In Au­gust, the HR&CE ac­tu­ally came back with what it had done, pur­suant to the HC’s or­ders. In­spec­tion com­mit­tees had been formed for some 40,000 tem­ples across the state to iden­tify and re­trieve en­croached prop­er­ties. Over 28,500 no­tices have been sent to some of the en­croaches of over 3,800 tem­ples, with rents and ar­rears of over 14 crores re­cov­ered from ten­ants. The In­te­grated Tem­ple Man­age­ment Sys­tem (ITMS), a web por­tal pro­posed by the HR&CE, aims at cover­ing all ac­tiv­i­ties re­lated to the ad­min­is­tra­tion of Hindu tem­ples and re­li­gious in­sti­tu­tions in Tamil Nadu. As a first step, tem­ple land records will be digi­tised and made pub­licly avail­able, so that il­le­gal sale or en­croach­ment be­comes more dif­fi­cult.

But this is only a drop in the pond, so to speak. The real chal­lenge is mon­u­men­tal. That is be­cause this graft and grab of tem­ple prop­er­ties are not con­fined to Tamil Nadu alone. It is preva­lent in Andhra Pradesh, Karnataka, Ker­ala, and other states as well. Not only are Hindu tem­ples “easy money” for cash-strapped state ad­min­is­tra­tions, but some of these funds are also used, it seems, to sup­port po­lit­i­cally mo­ti­vated gov­ern­ment spon­sor­ships and grants to so-called “mi­nor­ity” causes. For in­stance, it is re­ported that nearly 43,000 tem­ples in Andhra Pradesh have been taken over by the gov­ern­ment, with 82% of their in­come be­ing used for “un­stated” sec­u­lar pur­poses.
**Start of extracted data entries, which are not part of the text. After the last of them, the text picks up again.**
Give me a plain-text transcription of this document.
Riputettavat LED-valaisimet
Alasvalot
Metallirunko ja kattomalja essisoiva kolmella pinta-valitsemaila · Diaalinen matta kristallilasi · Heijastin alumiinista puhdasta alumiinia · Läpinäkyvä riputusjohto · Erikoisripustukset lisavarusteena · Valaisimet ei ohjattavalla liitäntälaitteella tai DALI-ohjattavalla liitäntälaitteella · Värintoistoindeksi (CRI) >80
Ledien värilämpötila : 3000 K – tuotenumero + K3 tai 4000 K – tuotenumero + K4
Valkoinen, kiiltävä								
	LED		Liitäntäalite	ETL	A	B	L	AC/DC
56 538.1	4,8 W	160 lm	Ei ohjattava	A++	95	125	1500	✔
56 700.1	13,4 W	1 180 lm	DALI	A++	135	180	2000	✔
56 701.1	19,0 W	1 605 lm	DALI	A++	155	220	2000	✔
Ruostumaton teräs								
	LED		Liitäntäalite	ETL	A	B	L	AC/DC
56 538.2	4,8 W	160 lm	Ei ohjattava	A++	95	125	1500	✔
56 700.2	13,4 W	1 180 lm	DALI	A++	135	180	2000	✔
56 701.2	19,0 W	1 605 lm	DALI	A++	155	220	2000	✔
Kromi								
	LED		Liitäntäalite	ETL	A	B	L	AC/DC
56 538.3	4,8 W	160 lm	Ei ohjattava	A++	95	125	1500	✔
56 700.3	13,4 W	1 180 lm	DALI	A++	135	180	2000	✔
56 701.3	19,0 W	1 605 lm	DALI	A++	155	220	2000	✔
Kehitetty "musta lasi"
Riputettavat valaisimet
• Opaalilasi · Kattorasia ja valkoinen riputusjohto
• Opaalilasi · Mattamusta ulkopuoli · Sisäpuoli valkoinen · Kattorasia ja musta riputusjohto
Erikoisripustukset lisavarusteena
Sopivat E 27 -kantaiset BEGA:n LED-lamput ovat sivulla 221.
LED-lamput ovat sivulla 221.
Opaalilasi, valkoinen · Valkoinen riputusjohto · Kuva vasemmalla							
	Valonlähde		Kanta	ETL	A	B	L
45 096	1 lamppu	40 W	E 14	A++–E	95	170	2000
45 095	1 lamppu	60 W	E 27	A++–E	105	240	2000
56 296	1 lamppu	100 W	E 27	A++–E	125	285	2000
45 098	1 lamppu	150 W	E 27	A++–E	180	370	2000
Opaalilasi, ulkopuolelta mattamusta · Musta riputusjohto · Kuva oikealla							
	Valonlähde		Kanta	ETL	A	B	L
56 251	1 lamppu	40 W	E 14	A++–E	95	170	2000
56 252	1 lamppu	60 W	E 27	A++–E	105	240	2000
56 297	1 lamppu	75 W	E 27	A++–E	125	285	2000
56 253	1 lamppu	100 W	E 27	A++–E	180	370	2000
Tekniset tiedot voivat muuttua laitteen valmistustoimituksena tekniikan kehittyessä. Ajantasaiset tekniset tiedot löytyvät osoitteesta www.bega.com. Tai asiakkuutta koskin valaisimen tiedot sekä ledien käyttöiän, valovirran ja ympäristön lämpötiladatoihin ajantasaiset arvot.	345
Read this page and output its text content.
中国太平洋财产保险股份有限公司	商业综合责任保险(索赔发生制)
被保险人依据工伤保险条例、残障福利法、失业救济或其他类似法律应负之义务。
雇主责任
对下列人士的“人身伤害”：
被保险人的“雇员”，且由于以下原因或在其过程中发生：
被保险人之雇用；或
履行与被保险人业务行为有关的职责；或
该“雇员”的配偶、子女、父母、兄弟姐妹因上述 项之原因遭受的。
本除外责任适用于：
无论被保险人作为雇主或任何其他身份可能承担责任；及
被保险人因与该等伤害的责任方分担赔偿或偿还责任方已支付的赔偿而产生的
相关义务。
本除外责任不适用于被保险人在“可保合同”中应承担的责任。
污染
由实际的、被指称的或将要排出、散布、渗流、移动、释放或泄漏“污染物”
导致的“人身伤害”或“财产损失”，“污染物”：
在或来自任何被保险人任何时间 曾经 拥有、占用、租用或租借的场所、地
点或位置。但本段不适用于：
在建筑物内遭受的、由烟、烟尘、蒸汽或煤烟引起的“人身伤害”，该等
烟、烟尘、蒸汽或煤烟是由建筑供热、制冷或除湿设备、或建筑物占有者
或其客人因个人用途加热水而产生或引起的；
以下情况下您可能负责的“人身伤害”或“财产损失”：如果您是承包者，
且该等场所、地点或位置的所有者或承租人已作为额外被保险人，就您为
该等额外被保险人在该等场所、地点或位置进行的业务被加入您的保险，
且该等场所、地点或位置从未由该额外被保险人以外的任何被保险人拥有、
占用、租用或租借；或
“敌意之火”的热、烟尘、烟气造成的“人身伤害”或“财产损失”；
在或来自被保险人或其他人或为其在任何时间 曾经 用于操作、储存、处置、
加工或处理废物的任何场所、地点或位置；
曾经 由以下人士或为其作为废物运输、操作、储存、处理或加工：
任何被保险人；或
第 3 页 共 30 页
The prob­lem is that in post-in­de­pen­dence, our state has car­ried, pos­si­bly un­con­sciously, the lega­cies of our two for­mer rulers, Bri­tish colo­nial­ists as well as Mus­lim con­querors. Both these de­vised ways, rang­ing from out­right loot and plun­der to more sub­tle forms of ad­min­is­tra­tive control and revenue si­phon­ing, to mis­use the wealth of our rich tem­ples and re­li­gious in­sti­tu­tions. So-called mi­nor­ity in­sti­tu­tions, in­clud­ing the SGPC, es­caped such harm­ful state control, but Hindu tem­ples con­tinue to suf­fer. They are worst off in states like Tamil Nadu, where Dra­vid­ian par­ties and pol­i­tics le­git­imised, even aug­mented, their ex­ploita­tion. At last, the time has come to re­verse if not trans­form this trend.